57 Eliezer_Yudkowsky 20 October 2007 11:49PM

In hindsight bias, people who know the outcome of a situation believe the outcome should have been easy to predict in advance.  Knowing the outcome, we reinterpret the situation in light of that outcome.  Even when warned, we can't de-interpret to empathize with someone who doesn't know what we know.

Closely related is the illusion of transparency:  We always know what we mean by our words, and so we expect others to know it too.  Reading our own writing, the intended interpretation falls easily into place, guided by our knowledge of what we really meant.  It's hard to empathize with someone who must interpret blindly, guided only by the words.

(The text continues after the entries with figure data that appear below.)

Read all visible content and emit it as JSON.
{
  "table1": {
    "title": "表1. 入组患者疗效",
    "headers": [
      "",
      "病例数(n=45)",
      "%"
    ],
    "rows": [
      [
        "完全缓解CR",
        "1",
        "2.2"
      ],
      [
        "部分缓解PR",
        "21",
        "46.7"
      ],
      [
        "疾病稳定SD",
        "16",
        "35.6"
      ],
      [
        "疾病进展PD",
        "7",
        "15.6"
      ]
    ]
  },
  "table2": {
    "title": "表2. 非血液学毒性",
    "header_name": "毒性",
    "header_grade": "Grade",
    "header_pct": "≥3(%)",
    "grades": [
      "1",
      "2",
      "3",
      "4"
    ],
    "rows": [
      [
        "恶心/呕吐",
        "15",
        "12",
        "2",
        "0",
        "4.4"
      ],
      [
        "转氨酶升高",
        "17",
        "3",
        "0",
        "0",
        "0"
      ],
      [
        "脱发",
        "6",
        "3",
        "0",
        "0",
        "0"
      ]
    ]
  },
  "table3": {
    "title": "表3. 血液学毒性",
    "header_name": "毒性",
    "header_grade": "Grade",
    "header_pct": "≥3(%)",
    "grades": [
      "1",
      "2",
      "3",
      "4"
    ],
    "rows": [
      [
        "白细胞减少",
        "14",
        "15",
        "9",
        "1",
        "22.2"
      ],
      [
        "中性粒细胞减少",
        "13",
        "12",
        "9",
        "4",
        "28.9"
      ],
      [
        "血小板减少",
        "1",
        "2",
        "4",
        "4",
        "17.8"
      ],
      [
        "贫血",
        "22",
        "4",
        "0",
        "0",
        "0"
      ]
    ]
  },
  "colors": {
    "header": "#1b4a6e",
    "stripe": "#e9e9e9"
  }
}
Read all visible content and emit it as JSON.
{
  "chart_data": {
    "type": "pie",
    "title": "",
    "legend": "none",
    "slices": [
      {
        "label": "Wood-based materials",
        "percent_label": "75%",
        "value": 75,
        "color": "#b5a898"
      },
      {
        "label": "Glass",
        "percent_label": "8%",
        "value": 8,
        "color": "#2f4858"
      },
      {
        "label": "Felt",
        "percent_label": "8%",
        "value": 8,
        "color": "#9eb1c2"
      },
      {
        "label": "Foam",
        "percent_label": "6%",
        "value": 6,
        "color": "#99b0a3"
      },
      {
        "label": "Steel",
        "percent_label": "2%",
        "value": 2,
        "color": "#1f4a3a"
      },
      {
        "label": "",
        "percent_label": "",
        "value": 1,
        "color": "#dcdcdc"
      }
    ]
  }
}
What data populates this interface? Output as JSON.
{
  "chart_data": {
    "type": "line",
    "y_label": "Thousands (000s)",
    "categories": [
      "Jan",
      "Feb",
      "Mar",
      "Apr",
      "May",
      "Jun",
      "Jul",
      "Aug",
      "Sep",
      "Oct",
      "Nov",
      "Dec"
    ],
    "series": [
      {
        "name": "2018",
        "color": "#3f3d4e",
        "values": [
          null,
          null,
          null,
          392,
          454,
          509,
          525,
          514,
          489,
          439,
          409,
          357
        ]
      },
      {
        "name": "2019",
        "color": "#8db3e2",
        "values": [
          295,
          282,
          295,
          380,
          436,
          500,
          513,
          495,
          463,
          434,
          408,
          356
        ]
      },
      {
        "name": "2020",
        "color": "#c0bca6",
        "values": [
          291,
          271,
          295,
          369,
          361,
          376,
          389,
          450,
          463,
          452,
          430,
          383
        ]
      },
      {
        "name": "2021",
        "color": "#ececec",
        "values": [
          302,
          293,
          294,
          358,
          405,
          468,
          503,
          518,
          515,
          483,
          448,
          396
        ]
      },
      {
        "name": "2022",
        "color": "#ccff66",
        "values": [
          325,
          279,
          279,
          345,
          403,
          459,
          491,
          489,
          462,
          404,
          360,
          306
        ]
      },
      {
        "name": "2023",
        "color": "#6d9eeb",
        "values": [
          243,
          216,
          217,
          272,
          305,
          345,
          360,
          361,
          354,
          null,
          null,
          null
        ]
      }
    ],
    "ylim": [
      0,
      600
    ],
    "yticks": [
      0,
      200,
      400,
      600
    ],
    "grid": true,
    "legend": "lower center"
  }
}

June recommends a restaurant to Mark; Mark dines there and discovers (a) unimpressive food and mediocre service (b) delicious food and impeccable service.  Then Mark leaves the following message on June's answering machine:  "June, I just finished dinner at the restaurant you recommended, and I must say, it was marvelous, just marvelous."  Keysar (1994) presented a group of subjects with scenario (a), and 59% thought that Mark's message was sarcastic and that Jane would perceive the sarcasm.  Among other subjects, told scenario (b), only 3% thought that Jane would perceive Mark's message as sarcastic.  Keysar and Barr (2002) seem to indicate that an actual voice message was played back to the subjects.